As noted earlier, wind and solar farms can consume thousands of acres. The visual disruption from these plants is significant. The 12 MW solar farm in Upper Sandusky, Ohio consumes 80 acres of former farmland, for example. Almost nothing grows under the solar panels because the panels intercept the sunlight. Wind turbines generating 1.5 MW typically have a hub height of 260 feet with another 115 feet from the hub to the tip of the rotor, making a total height of 375 feet. By comparison the U.S. Capitol building is just less than 289 feet tall and the Statue of Liberty is 305 feet tall. The newest “tall” towers from GE have a hub height of 393 feet and can generate 2.3-2.7 MW. From the hub to the tip of the rotor is another 154 feet so the structure from ground to rotor tip is 547 feet. These are massive structures. The proposed Cape Wind project in the Nantucket Sound would install 130 tall turbines across a 25 mile area and, although Cape Wind has been granted federal approval, local opposition is significant and legal battles continue on a variety of fronts.

Many point to the large federal estate as possible sites for large scale alternative energy production. The federal government controls over one-third of the nation’s onshore lands so there ought to be thousands of acres of public land suitable for wind and solar farms and geothermal installations. The Bureau of Land Management, for example, manages just over 258 million acres, much of it in the arid West. Surely there are many suitable alternative energy sites on just those acres, let alone on the 193 million acres of forest and grassland managed by the National Forest Service. In fact, there are many such sites. The question is not whether there are suitable lands but whether current policies will allow them to be developed.

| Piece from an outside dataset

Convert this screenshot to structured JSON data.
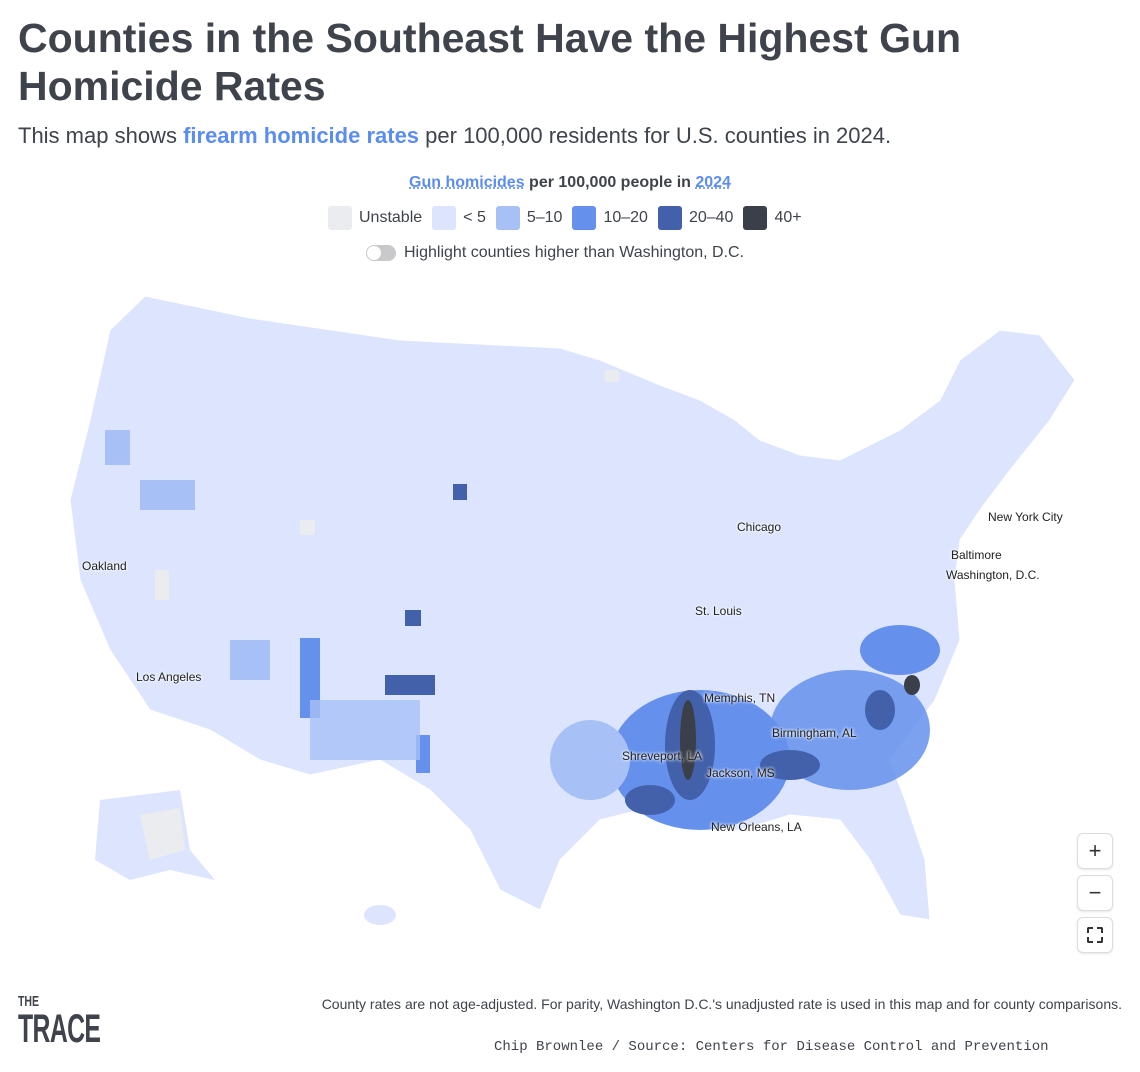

A President may order agencies to expedite review of an EIS or EA but cannot allow the agencies to not require them, even for “clean” energy proposals. The result is that just as there were few actual “shovel ready” projects that could be implemented when the Congress passed the American Recovery and Reinvestment Act, there are few energy sites of any kind on the public lands that can be developed easily or quickly or maybe ever, regardless of the wishes of a Congress or President.

We visited a geothermal plant in Utah and discovered an eye-opening example of the effects of federal regulations. The plant was built on private property in Utah’s west desert where the checkerboard pattern of land ownership exists (federal, state, and private lands are interspersed in a checkerboard pattern based on section lines). The footprint for the project was a few hundred acres and when we were with the plant manager on top of the cooling tower we noticed that the transmission lines connecting the plant to the grid zigged and zagged, making abrupt right and left turns. The plant manager explained that the lines followed section lines, moving along private and state lands but avoiding any of the sections owned by the federal government (BLM in this case). His explanation was that the permitting process was too costly and time consuming for the company to cross any federal land. And this was for a federally subsidized geothermal plant.

NEPA rules do not generally apply to plants on private lands, but even those projects must meet Clean Air Act and Clean Water Act requirements, they must mitigate any wetland losses, any effects on cultural or historical sites must be controlled, and state and local land use rules must be met.